When compared to laboratory procedures performed by human technicians, the quality assurance team would further observe that batch science methodologies are significantly faster, offer larger sample sizes, and exhibit greater reproducibility—all of which would translate into far better clinical trials for AIDS vaccines.

To carry out the various procedures illustrated above, AIDS investigators would use a suite of Process Control Tools (PCTs) to program, coordinate, and track scientific procedures at every step. For instance, PCTs would be used to assign bar codes to samples, to script individualized assay protocols, to analyze raw data, and to create relational links with associated information. Also, at every step along the way private or

sensitive information would be protected by any number of accepted encryption and authentication methods. This would also be handled by the PCTs (see Box 6.3).

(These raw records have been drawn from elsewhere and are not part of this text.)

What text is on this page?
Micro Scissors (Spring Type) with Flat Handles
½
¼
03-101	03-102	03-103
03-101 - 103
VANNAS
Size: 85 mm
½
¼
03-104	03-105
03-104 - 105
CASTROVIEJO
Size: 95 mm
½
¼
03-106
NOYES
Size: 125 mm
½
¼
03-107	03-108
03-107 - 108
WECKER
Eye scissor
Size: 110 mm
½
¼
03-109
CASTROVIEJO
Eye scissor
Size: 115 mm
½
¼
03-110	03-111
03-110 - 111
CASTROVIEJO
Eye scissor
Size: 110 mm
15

Modular automation and robotics hardware are now available for conducting practically every necessary task in AIDS research—such as bar coding, liquid handling, centrifuging, incubating, sequencing, immunostaining, scintillating, image capturing, and flow cytometer scoring (Garner, 1997). In addition, most major manufacturers of high-throughput laboratory equipment also sell software systems for interconnecting and operating their own products. However, the problem is that such proprietary systems work only so long as customers use equipment from a single company, which is rather unusual in many laboratory settings. Thus, a growing frustration for investigators is that it takes an inordinate amount of time to write new software that integrates components from various manufacturers into one effective machine.

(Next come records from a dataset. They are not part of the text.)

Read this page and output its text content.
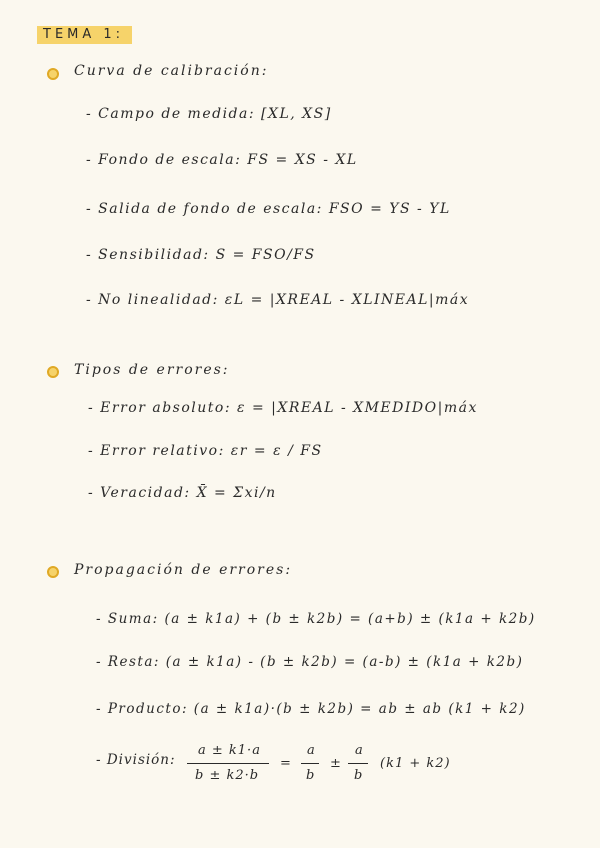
TEMA 1:
Curva de calibración:
- Campo de medida: [XL, XS]
- Fondo de escala: FS = XS - XL
- Salida de fondo de escala: FSO = YS - YL
- Sensibilidad: S = FSO/FS
- No linealidad: εL = |XREAL - XLINEAL|máx
Tipos de errores:
- Error absoluto: ε = |XREAL - XMEDIDO|máx
- Error relativo: εr = ε / FS
- Veracidad: X̄ = Σxi/n
Propagación de errores:
- Suma: (a ± k1a) + (b ± k2b) = (a+b) ± (k1a + k2b)
- Resta: (a ± k1a) - (b ± k2b) = (a-b) ± (k1a + k2b)
- Producto: (a ± k1a)·(b ± k2b) = ab ± ab (k1 + k2)
- División:
a ± k1·a
b ± k2·b
=
a
b
±
a
b
(k1 + k2)
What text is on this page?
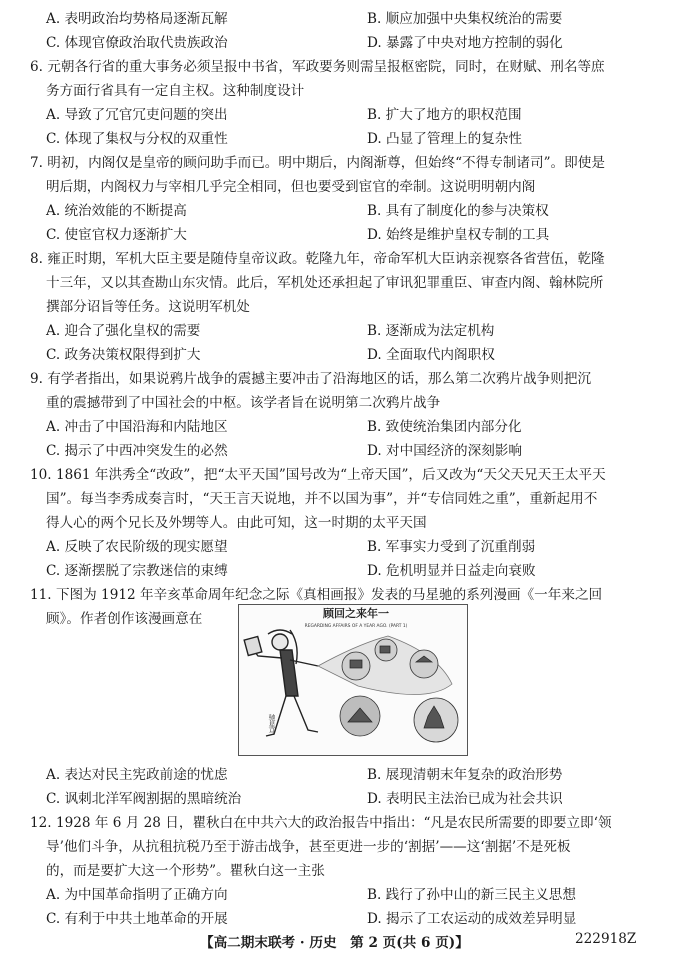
A. 表明政治均势格局逐渐瓦解	B. 顺应加强中央集权统治的需要
C. 体现官僚政治取代贵族政治	D. 暴露了中央对地方控制的弱化
6. 元朝各行省的重大事务必须呈报中书省，军政要务则需呈报枢密院，同时，在财赋、刑名等庶
务方面行省具有一定自主权。这种制度设计
A. 导致了冗官冗吏问题的突出	B. 扩大了地方的职权范围
C. 体现了集权与分权的双重性	D. 凸显了管理上的复杂性
7. 明初，内阁仅是皇帝的顾问助手而已。明中期后，内阁渐尊，但始终“不得专制诸司”。即使是
明后期，内阁权力与宰相几乎完全相同，但也要受到宦官的牵制。这说明明朝内阁
A. 统治效能的不断提高	B. 具有了制度化的参与决策权
C. 使宦官权力逐渐扩大	D. 始终是维护皇权专制的工具
8. 雍正时期，军机大臣主要是随侍皇帝议政。乾隆九年，帝命军机大臣讷亲视察各省营伍，乾隆
十三年，又以其查勘山东灾情。此后，军机处还承担起了审讯犯罪重臣、审查内阁、翰林院所
撰部分诏旨等任务。这说明军机处
A. 迎合了强化皇权的需要	B. 逐渐成为法定机构
C. 政务决策权限得到扩大	D. 全面取代内阁职权
9. 有学者指出，如果说鸦片战争的震撼主要冲击了沿海地区的话，那么第二次鸦片战争则把沉
重的震撼带到了中国社会的中枢。该学者旨在说明第二次鸦片战争
A. 冲击了中国沿海和内陆地区	B. 致使统治集团内部分化
C. 揭示了中西冲突发生的必然	D. 对中国经济的深刻影响
10. 1861 年洪秀全“改政”，把“太平天国”国号改为“上帝天国”，后又改为“天父天兄天王太平天
国”。每当李秀成奏言时，“天王言天说地，并不以国为事”，并“专信同姓之重”，重新起用不
得人心的两个兄长及外甥等人。由此可知，这一时期的太平天国
A. 反映了农民阶级的现实愿望	B. 军事实力受到了沉重削弱
C. 逐渐摆脱了宗教迷信的束缚	D. 危机明显并日益走向衰败
11. 下图为 1912 年辛亥革命周年纪念之际《真相画报》发表的马星驰的系列漫画《一年来之回
顾》。作者创作该漫画意在	顾回之来年一
REGARDING AFFAIRS OF A YEAR AGO. (PART 1)
驰星马
A. 表达对民主宪政前途的忧虑	B. 展现清朝末年复杂的政治形势
C. 讽刺北洋军阀割据的黑暗统治	D. 表明民主法治已成为社会共识
12. 1928 年 6 月 28 日，瞿秋白在中共六大的政治报告中指出：“凡是农民所需要的即要立即‘领
导’他们斗争，从抗租抗税乃至于游击战争，甚至更进一步的‘割据’——这‘割据’不是死板
的，而是要扩大这一个形势”。瞿秋白这一主张
A. 为中国革命指明了正确方向	B. 践行了孙中山的新三民主义思想
C. 有利于中共土地革命的开展	D. 揭示了工农运动的成效差异明显
【高二期末联考 · 历史　第 2 页(共 6 页)】	222918Z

To alleviate such problems, the American Society for Testing and Materials (ASTM) has recently adopted the Laboratory Equipment Control Interface Specification, or LECIS (ASTM, 1998). The new standard will enable manufacturers to create flexible software systems for interconnecting and operating practically any type of compliant hardware, and such innovations will soon lead to high-throughput laboratory systems that exhibit many compatibilities and conveniences found in personal computers. As indicated by the lowermost arrows in Figure 6.3, LECIS defines all the necessary commands between Standard Laboratory Modules (SLMs) and one Task Sequence Controller (TSC). From an investigator 's perspective, SLMs are programmable finite-state machines capable of performing various customized tasks in laboratory protocols. Suppose the first few tasks in a viral infectivity assay (for the vaccine trial mentioned above) are to thaw the sample tubes, open the tubes, and then add fresh culture media. In this example, a liquid-handling SLM would perform the following set of tasks under the overall command of the TSC:

SLM ready → input capped/frozen tube → inspect → warm to 37ºC → uncap → add liquid → recap → vortex → verify weight → output capped/reconstituted tube → SLM ready

In batch science machines, each SLM is dedicated to performing particular parts of laboratory tasks (e.g., moving, measuring, mixing, reacting, culturing) that fall within its physical constraints (e.g., volumes,

g forces, temperatures) and is also capable of performing these tasks in any arbitrary order (Beugelsdijk, 1989). In theoretical terms there is no upper limit to the number of SLMs per machine or to their physical size. In practical terms we envision that high-throughput machines for AIDS research could be constructed from a collection of merely 10 to 20 different SLMs that cover a full range of tasks. Analogous to computer architecture, duplicate modules can be used to add parallel-processing capabilities to machines, and expansion slots can be used to incorporate new capabilities or technologies. It is also feasible to build batch science machines based on conventional macroscale technologies (e.g., pipettes, test tubes, 96-well plates), newer nanoscale technologies (e.g., microchannels, microchambers, microarrays), or modular combinations of both (Persidis, 1998). Batch science machines thus offer unprecedented capabilities to carry out high-throughput research in a highly flexible operating environment. It now becomes a question primarily of the bigger strategies and directions that AIDS investigators wish to pursue.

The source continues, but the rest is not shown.